"All right," Cecil said, "get back in the car and wake up Gerald."

For a moment Marc and Toffee stood motionless, gazing at the fanatic gleam in Cecil's eyes. Then slowly they turned and started toward the car. Both of them knew very surely that the little man would hesitate considerably less than a second at the act of murdering a man ... or a city....


CHAPTER XI

Though it couldn't possibly have been more than a couple of hours, it seemed that they had been twisting and turning through the night for eternities. Long ago the lights of the city had slipped away into the darkness behind them. Marc had completely lost track of where they were.

George, the unpredictable ghost, after a brief narrative about how he had fender-hopped his way back into Marc and Toffee's company, had drifted off into unconcerned and discordant slumber. Between snores, made forgetful by sleep, he had fully and completely materialized. If the Blemishes noted the exactness of the ghost's features to Marc's they didn't bother to comment on it; apparently the brothers, in their feverish dementia, were perfectly willing to credit anything as natural.

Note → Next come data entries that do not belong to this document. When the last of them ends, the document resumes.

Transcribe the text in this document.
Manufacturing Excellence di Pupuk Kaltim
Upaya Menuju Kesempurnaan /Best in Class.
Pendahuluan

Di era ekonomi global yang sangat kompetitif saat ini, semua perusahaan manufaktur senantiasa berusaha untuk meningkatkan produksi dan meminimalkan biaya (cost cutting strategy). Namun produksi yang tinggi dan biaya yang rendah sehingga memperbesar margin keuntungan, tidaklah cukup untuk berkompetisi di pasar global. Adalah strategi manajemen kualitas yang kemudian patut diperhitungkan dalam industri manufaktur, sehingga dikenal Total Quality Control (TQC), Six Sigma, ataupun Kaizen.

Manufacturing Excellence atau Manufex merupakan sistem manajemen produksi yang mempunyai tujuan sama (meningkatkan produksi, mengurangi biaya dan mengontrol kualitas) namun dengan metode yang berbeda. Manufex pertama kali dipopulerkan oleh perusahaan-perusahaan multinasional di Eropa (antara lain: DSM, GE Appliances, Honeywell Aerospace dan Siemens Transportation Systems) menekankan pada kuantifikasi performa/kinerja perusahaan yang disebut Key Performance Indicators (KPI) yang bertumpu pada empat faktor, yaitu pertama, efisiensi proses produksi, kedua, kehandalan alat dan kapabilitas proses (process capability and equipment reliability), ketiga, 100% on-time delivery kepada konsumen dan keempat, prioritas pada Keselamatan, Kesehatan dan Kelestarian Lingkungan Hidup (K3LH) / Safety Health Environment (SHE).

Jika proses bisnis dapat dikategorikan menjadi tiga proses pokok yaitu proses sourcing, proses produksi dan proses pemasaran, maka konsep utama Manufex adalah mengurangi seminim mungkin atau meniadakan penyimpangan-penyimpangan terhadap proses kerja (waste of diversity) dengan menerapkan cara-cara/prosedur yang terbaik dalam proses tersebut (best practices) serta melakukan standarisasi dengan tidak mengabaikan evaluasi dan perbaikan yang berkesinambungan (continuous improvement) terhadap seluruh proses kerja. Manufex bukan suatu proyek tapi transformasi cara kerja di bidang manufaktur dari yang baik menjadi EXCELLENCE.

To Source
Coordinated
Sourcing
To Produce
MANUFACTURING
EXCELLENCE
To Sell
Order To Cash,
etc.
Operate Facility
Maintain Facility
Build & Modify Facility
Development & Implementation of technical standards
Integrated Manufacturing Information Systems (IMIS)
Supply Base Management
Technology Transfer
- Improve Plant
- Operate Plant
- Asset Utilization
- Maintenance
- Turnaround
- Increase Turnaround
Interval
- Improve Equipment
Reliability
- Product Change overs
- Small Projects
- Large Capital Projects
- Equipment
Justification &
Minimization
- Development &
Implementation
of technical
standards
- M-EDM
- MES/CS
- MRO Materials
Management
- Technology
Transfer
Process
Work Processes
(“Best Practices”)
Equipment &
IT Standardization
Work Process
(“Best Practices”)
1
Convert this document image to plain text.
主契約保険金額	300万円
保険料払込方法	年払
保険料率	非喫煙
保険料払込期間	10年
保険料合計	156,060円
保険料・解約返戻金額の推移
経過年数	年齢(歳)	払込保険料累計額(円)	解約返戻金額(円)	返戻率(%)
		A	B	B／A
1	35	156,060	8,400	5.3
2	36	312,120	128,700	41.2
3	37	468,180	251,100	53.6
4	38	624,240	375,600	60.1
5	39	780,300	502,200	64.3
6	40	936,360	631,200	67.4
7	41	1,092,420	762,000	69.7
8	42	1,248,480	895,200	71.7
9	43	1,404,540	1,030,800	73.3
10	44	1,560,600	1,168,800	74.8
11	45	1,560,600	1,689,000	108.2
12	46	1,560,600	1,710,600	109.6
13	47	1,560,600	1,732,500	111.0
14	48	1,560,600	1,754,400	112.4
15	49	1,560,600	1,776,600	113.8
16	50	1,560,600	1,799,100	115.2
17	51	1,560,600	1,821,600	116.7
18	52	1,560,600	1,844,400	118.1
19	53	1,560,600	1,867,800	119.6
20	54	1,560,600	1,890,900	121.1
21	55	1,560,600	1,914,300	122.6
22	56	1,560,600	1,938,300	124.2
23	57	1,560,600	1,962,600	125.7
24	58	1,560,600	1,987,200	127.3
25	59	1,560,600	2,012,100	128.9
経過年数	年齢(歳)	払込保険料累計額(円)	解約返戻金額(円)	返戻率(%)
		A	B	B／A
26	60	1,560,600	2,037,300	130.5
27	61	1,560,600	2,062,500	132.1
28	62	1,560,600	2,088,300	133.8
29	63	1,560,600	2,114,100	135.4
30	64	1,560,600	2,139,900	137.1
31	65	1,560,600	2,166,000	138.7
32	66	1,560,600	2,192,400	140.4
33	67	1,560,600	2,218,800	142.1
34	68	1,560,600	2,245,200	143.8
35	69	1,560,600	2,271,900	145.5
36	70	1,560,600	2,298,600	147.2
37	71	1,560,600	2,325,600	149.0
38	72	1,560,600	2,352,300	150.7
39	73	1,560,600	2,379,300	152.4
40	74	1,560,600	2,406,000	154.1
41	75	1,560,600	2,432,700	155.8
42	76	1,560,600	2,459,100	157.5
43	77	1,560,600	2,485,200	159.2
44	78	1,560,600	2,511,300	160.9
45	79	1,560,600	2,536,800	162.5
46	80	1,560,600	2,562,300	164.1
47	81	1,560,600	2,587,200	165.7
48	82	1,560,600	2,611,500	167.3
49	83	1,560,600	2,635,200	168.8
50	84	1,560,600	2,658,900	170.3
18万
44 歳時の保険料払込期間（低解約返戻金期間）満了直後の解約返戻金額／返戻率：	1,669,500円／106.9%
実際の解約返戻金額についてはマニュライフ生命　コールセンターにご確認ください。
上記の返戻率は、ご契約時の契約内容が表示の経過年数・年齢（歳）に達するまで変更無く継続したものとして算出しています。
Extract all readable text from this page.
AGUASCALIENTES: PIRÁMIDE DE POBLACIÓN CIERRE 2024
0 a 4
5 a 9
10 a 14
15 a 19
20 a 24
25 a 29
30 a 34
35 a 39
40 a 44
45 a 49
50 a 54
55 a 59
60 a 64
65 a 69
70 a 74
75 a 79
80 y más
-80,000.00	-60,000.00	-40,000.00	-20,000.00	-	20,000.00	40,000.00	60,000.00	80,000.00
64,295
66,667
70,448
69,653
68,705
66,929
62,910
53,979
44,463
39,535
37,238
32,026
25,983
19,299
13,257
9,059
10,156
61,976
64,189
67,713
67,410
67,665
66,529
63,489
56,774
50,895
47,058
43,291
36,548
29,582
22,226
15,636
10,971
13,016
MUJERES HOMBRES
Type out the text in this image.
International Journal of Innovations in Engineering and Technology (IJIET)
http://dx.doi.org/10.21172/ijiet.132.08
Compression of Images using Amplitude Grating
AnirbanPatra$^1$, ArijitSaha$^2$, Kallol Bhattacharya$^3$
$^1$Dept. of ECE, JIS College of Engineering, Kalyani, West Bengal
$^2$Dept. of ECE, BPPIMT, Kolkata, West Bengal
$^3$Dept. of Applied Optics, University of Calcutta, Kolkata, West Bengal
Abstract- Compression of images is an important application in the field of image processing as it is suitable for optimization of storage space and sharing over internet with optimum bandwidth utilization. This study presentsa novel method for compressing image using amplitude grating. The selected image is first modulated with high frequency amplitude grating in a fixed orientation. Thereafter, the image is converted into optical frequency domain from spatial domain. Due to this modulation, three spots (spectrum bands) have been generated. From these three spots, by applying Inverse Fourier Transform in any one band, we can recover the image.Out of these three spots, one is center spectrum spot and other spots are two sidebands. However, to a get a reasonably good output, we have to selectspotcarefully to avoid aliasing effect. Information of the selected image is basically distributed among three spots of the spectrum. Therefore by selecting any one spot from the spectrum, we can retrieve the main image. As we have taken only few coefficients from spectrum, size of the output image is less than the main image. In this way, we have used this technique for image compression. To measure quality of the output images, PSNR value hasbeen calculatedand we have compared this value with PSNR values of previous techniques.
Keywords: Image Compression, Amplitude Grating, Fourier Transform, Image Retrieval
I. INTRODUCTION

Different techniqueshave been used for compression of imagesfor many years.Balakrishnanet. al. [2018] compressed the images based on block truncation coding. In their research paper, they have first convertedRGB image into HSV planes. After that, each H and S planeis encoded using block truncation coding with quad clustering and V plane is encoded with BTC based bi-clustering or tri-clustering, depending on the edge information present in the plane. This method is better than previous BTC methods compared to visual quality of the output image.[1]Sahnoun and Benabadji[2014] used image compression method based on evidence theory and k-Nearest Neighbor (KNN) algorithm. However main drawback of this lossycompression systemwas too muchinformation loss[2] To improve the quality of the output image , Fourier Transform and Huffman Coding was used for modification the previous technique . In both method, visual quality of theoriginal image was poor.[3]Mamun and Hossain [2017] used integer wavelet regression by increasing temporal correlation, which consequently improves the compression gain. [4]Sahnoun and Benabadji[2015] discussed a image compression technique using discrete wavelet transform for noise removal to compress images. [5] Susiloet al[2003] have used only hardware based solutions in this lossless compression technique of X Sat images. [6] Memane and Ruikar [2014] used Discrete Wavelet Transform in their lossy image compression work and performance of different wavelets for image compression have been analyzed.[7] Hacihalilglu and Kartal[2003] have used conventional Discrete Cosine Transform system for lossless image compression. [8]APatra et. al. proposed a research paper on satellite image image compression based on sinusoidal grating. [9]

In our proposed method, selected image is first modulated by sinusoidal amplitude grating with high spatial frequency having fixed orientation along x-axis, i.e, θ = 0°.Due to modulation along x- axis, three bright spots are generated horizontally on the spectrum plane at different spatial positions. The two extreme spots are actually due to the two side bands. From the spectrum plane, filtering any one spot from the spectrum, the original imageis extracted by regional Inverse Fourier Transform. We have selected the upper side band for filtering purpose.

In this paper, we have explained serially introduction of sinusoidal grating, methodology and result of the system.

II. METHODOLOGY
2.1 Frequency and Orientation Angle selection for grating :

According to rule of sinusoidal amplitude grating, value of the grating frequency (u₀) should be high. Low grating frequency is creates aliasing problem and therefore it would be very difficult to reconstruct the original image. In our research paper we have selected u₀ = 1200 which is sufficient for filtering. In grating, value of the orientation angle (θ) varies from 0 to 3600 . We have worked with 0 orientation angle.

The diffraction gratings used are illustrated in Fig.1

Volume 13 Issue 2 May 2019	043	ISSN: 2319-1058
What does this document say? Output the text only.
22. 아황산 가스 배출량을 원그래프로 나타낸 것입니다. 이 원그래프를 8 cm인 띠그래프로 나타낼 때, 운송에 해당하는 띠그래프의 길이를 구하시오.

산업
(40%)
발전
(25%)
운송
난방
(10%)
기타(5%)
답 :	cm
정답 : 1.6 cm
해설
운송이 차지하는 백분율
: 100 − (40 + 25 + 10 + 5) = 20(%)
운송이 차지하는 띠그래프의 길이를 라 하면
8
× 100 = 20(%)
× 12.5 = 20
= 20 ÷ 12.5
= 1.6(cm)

Gerald sped the car through a long wooded lane, then turned sharply to the right into a private drive. At last, for better or for worse ... with the balance heavy on the less attractive side ... Marc and Toffee arrived at the destination chosen for them by their crazed captors.

As the car ground to a stop Marc and Toffee peered fearfully out the window and were greeted by the sight of an enormous, turreted old house that loomed in the night like a preposterous, rococo mountain. It was the sort of place that the newspapers would surely describe as a 'mystery manse.' Neither Marc nor Toffee felt called upon to make any comment as to the majesty of the structure or the loveliness of the gardens that surrounded it. Cecil nudged his gun in their direction.

"Get out," he said. "This is it."

"Yes," Toffee said glumly. "But what is it?"